宝琳居富丽堂皇。房子很大,房屋外墙漆成粉红色和奶白色,一座方形的塔高高矗立在中间,前面的两侧各有一个涂了油漆的长廊。房子离马路有一点点距离,正好俯瞰湖面,门口前方鹅卵石铺就的道路旁长满了草。晚上月光照耀到房子前面,宝琳居雍容华贵,就连剧院的舞台都要逊色。

房子的大厅宽敞、漂亮,两侧各有巨大的玻璃门,透过门可以看到里面的院子,竹林遮天蔽日,天竺葵万紫千红。地板上铺着红色的瓷砖,像玻璃一样光滑油亮,墙壁被刷成了灰白色,天花板上画着粉色的玫瑰和鸟儿。这里连接着里面和外面两个世界,是两个世界共用的通道。

其他的房间就很黑暗,很丑。毫无疑问,这些房间都在里面,是内室,它们就像是置放了家具的墓室。客厅里光滑的红瓷砖地板看上去又潮又冷,冰冷而精美的家具列在坟墓里,一片漆黑。这里没有生气,就像是死亡的墓穴。

外面,阳光像歌唱的鸟儿一样飞翔。头上,灰色的石头搭建了一个充满阳光的天堂,圣托马索教堂就是天堂的入口。然而这里却是永远的黑暗。

我再次想起了意大利的灵魂,想起了它是多么暗沉,多么依赖永恒的黑夜。似乎从文艺复兴时期开始,文艺复兴之后,它就变成了这样。

中世纪时期,信奉基督教的欧洲一直在奋斗,试图将这里的人们原始的、强烈的动物本能改变成克己的、节律的基督信仰。这本身就是一个自我完善的过程。这两者努力合而为一,却仍然没能实现。实现完满是欢愉的。

然而,文艺复兴的运动一直号召要克制欲望。人想要的越来越多,最后竟然想要摆脱一切束缚,追求绝对的自由。绝对的自由就在完全的限制之中。圣言是确实可信的,当人按圣言而行事,那么他才会获得绝对的自由。

但这个目的刚刚达成,运动就失败了。波提切利画出了阿芙洛狄特[1],跟圣母玛利亚一样神圣。而米开朗基罗却让整个基督教运动趋势回归到肉体上。肉体是至高无上的,像上帝一样,是独一无二的,我们跟上帝、跟天父是一体的。天父上帝以他自己的模样创造了人的肉体。
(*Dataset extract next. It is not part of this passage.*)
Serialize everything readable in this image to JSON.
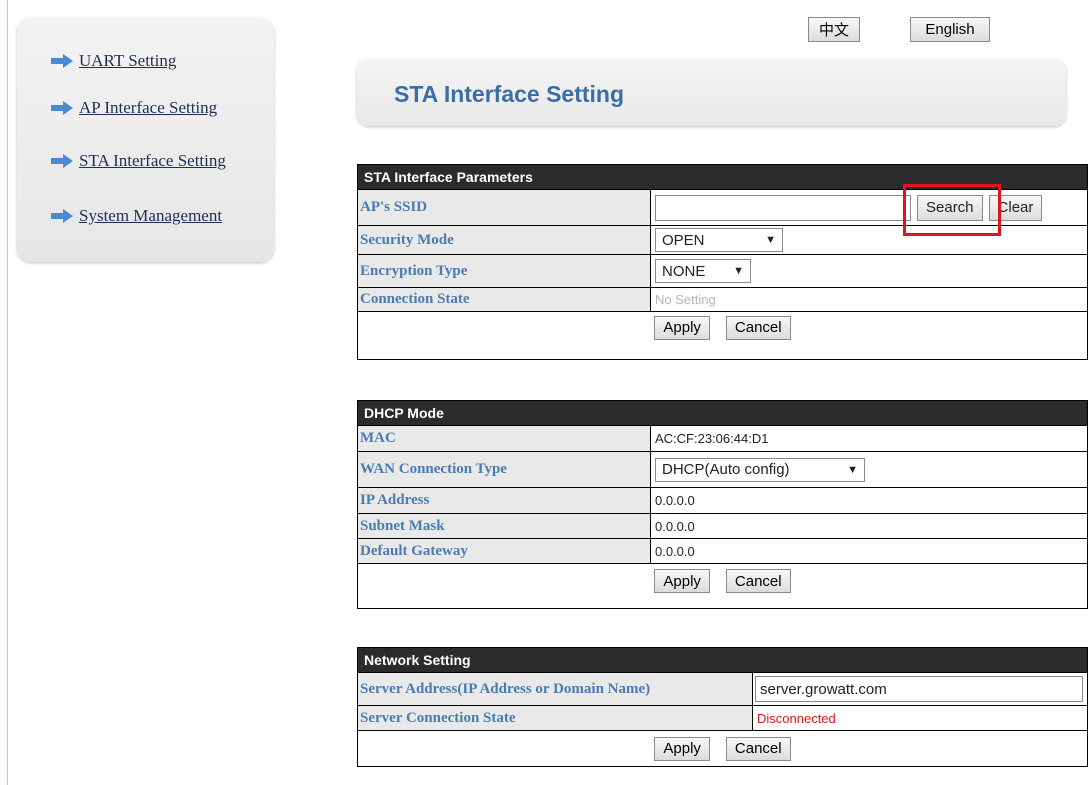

米开朗基罗让运动的主题重新回归到古摩西律法之中。基督并不存在。米开朗基罗认为,精神是无法得到救赎的。天父只是所有人肉体的创造者。肉体的律法是不能变更的,最后的审判是无法改变的,不朽的肉体会坠入地狱。

自那时起,意大利就身处地狱之中。意识,就是光明;而感觉,则是黑夜。爱与美之女神阿芙洛狄特,本就由海洋中的泡沫变幻而成,闪耀着欲望之光,她是黑暗之光,黑夜之光,她是毁灭之女神,她冰冷的火焰只会毁灭,不会创造。

自文艺复兴时期以来,意大利的灵魂就是如此。在阳光中,他惬意地睡着,往自己的血液中灌注美酒;到了晚上,他便化身为性感的黑夜之神,融进皎洁的月光之中,然后,便欢乐地跳起舞来。自文艺复兴时期以来,这个南方国度意大利,也许还包括所有的拉丁国家,都是如此耗光了精力。

这是摩西精神的回归,它宣扬肉体是神圣的,摩西的律法是绝对有效的。但仍然有人尊崇阿芙洛狄特。血肉和感觉此刻认识到了自我。它们明白了自己的目标,那就是至高无上的感觉。它们寻求感觉的汇集。它们寻求减少欲望,而欲望则演变成一次危难,一次欢快的危难。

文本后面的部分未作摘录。